A Draconian new law has ‘clamped down on everything’
The New York Times, via International Herald Tribune, Nov. 25 ,2002
MINSK, Belarus – In the last four months, Tatyana and Sergei Akadanovy have been arrested twice, sent to jail for 10 days and fined more than $1,000, an unimaginable sum in impoverished Belarus.
An apartment they help rent has been broken into and vandalized. She has been severely beaten on the steps of their apartment, a fate that separately befell six friends, and the police have issued warnings that the Akadanovys and their friends are all criminals who should be avoided.
In fact, the police may be right: The Akadanovys and their friends are Hindus. And in Belarus, Hindus who gather together in their gods’ names are, by definition, almost always in violation of the law.
Belarus, which underwent more than its share of religious repression under Soviet rule, now has a new religion law, “On the Freedom of Confessions and Religious Organizations.” And even before it fully takes effect, persecution of Hindus and people of other faiths not approved by the government – and some that are – has been ratcheted sharply up.
The effect is to hamstring any rivals to the Belarussian branch of the Russian Orthodox Church, which helped draft the new law and is a pillar of support for the autocratic government of President Alexander Lukashenko.
A Belarussian chapel of the Russian Autocephalous Orthodox Church, which has split from the main Russian Orthodox faith, was bulldozed in August. Several Minsk branches of the Full Gospel Pentecostal Church, an evangelical Protestant faith that is among the largest minority religions here, were notified in September that their prayer services were illegal.
The city’s Hare Krishna temple received the same notice. In October, the head of the New Life Protestant Church was summoned to a Minsk district administration office and told that unspecified complaints had been filed against his church.
All that and more preceded the new law, which Lukashenko signed on Oct. 31 and which took effect Nov. 16. Religious and human rights officials say that the law fits a pattern of repression they trace back at least three years, and that even mainstream faiths have been targets.
“There’s been a web of restrictions and control of religious communities in the last few years,” Felix Corley, the editor of the London-based Keston Institute’s news service and an expert on religion in Belarus, said in a telephone interview. “You can’t have outdoor events. You can’t build a church without permission from the authorities, and you can’t get permission. This new law has really codified and clamped down on everything.”
The law has 40 articles of bewildering complexity, but at its root, it outlaws regular meetings of worshipers of any faith not registered with the state, and strictly limits the places where even registered faiths can hold services.
Registering is a daunting task: No individual church may have fewer than 20 members.
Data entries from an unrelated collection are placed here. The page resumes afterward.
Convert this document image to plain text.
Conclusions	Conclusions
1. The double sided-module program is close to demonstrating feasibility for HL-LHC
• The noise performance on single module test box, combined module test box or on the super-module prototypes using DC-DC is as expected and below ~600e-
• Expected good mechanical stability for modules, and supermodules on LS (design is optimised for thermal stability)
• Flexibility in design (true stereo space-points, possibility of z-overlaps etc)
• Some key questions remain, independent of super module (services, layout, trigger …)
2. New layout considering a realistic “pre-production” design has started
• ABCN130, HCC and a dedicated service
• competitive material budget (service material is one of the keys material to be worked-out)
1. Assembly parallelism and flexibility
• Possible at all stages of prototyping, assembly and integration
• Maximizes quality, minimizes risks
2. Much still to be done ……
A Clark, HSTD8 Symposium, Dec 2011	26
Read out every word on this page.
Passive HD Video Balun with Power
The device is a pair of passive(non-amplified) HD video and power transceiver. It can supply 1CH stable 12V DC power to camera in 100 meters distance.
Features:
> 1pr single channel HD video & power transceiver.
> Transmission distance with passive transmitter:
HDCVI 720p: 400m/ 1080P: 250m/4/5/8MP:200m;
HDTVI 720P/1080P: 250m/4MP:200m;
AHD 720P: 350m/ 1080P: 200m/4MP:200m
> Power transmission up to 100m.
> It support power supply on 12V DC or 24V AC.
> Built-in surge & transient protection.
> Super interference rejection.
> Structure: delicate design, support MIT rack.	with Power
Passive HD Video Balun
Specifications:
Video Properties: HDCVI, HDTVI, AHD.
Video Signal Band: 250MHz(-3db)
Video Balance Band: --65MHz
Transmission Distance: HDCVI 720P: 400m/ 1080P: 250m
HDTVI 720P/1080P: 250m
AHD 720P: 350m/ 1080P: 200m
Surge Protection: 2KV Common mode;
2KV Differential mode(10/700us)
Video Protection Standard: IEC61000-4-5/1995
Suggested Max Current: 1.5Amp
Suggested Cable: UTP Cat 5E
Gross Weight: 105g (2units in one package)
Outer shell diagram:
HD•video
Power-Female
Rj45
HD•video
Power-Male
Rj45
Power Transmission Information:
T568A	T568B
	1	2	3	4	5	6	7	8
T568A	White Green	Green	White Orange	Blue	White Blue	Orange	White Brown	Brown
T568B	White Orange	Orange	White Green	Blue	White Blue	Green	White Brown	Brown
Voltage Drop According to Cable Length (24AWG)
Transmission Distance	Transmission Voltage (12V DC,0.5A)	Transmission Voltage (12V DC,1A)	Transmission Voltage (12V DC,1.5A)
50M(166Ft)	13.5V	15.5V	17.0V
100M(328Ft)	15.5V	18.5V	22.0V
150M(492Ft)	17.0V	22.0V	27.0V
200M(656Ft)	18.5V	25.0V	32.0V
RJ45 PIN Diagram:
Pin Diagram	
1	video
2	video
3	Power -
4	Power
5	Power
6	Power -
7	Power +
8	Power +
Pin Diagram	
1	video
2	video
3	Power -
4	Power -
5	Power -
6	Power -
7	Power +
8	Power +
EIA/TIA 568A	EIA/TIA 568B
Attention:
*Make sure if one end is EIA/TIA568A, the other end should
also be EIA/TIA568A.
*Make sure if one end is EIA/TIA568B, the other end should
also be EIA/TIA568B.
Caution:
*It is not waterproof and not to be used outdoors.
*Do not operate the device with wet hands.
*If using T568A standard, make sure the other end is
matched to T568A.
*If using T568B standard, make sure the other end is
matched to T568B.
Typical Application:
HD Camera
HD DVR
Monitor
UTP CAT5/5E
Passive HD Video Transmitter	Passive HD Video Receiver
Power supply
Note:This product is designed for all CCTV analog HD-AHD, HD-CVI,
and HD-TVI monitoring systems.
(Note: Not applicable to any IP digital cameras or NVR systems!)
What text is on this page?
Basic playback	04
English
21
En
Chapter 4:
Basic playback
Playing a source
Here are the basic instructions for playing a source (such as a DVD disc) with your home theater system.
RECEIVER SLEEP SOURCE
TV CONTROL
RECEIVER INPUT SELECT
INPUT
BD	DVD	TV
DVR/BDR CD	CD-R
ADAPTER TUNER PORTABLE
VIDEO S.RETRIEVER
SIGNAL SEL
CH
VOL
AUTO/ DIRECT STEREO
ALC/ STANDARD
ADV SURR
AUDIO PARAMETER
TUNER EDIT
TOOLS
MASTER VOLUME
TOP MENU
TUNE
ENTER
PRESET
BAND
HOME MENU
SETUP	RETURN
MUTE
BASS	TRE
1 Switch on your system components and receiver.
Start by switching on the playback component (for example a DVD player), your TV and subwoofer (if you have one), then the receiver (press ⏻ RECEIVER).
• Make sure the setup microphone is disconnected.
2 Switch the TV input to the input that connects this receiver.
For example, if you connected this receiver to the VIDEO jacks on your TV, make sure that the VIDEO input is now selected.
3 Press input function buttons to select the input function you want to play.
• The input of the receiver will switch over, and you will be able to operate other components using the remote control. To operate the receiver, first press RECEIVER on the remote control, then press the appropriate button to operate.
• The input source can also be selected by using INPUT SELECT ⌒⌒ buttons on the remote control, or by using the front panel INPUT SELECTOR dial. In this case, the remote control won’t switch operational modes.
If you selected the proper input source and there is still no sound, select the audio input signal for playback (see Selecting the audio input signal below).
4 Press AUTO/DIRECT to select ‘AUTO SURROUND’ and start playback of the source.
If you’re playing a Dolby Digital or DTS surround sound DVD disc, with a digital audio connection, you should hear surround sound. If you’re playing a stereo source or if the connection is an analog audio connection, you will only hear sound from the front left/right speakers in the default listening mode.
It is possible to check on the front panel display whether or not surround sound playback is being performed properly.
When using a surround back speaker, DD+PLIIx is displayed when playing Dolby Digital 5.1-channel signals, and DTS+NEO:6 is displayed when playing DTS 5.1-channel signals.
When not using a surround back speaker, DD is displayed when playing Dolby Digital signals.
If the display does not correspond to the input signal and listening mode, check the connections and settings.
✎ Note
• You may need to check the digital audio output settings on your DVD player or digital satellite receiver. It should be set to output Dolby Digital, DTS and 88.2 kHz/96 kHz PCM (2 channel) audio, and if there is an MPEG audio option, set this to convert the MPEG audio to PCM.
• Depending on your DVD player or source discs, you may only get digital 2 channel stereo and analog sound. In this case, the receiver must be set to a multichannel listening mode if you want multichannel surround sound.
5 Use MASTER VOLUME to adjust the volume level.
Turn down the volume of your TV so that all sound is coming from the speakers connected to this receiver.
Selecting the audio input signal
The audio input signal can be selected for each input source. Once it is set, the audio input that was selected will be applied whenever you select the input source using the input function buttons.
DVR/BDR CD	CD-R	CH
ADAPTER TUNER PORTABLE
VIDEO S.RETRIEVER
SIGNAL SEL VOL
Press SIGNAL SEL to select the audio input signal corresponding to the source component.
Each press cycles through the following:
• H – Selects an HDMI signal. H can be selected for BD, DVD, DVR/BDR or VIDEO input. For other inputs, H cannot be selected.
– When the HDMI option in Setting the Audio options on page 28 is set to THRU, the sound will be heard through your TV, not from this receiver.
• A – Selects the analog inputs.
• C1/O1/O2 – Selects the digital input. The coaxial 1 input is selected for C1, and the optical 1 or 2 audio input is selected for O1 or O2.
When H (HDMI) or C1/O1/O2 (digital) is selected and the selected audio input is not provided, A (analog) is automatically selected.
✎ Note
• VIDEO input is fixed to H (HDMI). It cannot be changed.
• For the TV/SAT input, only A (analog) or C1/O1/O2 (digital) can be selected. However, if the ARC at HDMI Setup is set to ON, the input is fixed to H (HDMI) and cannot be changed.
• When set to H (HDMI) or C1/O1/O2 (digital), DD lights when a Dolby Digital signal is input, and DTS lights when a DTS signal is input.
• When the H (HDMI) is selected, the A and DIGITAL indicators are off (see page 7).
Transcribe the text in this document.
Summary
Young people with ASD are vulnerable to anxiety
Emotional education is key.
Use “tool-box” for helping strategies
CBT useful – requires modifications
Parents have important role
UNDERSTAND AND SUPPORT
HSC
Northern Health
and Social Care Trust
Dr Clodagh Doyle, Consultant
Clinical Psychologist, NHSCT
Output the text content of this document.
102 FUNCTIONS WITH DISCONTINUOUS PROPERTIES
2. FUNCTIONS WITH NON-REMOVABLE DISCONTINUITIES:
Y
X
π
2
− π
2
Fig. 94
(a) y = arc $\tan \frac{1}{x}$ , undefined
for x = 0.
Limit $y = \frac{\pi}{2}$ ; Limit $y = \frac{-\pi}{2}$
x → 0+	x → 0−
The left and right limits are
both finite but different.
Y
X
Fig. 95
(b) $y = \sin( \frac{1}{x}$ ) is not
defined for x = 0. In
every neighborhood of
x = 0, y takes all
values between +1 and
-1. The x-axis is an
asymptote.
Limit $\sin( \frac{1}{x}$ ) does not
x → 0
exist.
Any organized faith must have at least 10 churches and be able to prove that it had a church in Belarus before 1982 – a time of religious repression under the Soviet Union.
That merely begins to describe the law’s restrictions, which govern church publications, visits by foreign priests, religious schools, charities and a welter of other activities.
The State Department and the European Union, which last week denied Lukashenko a visa because of Belarus’s rights record, have said the law violates international principles of religious freedom.
The bill’s authors, on the other hand, say the Russian Orthodox faith is so intimately woven into Belarussian culture that the state is obligated to protect its leading role from dangerous sects, which, they say, are the law’s targets.